L'instant où l'acteur devient personnage. Dans les coulisses, la respiration change, le regard devient vague, plus profond, fixé sur un au-delà invisible. L'acteur mue, devient autre, devient l'autre. L'altérité révélatrice, le dépassement de soi, de l'individualité, la transcendance de l'être.
Un pas sur scène, et la vie est oubliée, les souvenirs envolés, disparus, comme un rêve qui s'échappe à l'orée du jour. Les cris obscurs et réprimés grondent dans le décor fragile et trompeur. Quelquefois, ce décor n'est que lumière, ombre et lumière, clair-obscur subtil et troublant.

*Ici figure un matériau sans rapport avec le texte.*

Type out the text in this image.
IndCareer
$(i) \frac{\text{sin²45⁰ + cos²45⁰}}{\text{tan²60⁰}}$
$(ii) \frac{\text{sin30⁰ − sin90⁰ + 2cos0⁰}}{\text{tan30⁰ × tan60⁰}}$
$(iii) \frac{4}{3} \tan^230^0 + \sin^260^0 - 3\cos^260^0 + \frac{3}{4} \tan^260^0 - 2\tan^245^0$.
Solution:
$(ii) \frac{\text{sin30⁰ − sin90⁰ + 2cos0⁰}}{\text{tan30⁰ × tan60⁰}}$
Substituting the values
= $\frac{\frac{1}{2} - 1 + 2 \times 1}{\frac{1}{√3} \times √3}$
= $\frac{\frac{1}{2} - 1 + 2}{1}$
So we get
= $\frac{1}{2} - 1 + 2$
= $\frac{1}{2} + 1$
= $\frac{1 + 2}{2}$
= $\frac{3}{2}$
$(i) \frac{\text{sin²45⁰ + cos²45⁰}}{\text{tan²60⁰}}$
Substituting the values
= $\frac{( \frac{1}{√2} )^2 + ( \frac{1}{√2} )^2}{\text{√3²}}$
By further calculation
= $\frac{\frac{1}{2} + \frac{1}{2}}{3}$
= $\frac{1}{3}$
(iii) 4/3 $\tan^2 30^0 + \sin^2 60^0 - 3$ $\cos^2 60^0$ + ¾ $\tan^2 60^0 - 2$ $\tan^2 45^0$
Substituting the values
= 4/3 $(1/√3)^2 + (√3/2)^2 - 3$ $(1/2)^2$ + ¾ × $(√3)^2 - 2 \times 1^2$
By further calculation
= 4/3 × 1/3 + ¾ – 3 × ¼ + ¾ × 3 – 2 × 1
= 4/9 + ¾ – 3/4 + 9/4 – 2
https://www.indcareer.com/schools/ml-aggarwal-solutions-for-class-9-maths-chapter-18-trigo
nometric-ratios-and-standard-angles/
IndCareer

Et dans la salle aussi, il y a l'instant du basculement, le saisissant vertige que l'on ressent lorsque le défilé dramaturgique prend le pas sur la vie, sur l'histoire personnelle et bien réelle, ou perçue comme telle. Le moment où le théâtre en tant que lieu perd sa matérialité de pierre et de stuc, et où la scénographie de carton-pâte, ce trompe-l'oeil, prend valeur d'unique réalité. Il y a alors imprégnation, absorption, possession infiniment précise des esprits charmés, ensorcelés, fascinés par le jeu des acteurs, la vie des personnages.
"Douce flexibilité de l'esprit humain, qui peut tout d'un coup s'abandonner aux illusions qui trompent les réalités de ce monde." (Sterne, Voyage sentimental)
La salle disparaît, les fauteuils ne sont plus des sièges de velours, les décors s'estompent peu à peu, la scénographie s'efface, s'effondre, et cède la place à l'Imaginaire Incarné. Le théâtre n'est plus un théâtre, c'est une porte ouverte sur un monde, sur un univers disparu et comme oublié, celui des passions dévorantes et des dévorations passionnées. Les sensations prennent forme, et les sentiments prennent vie.
S.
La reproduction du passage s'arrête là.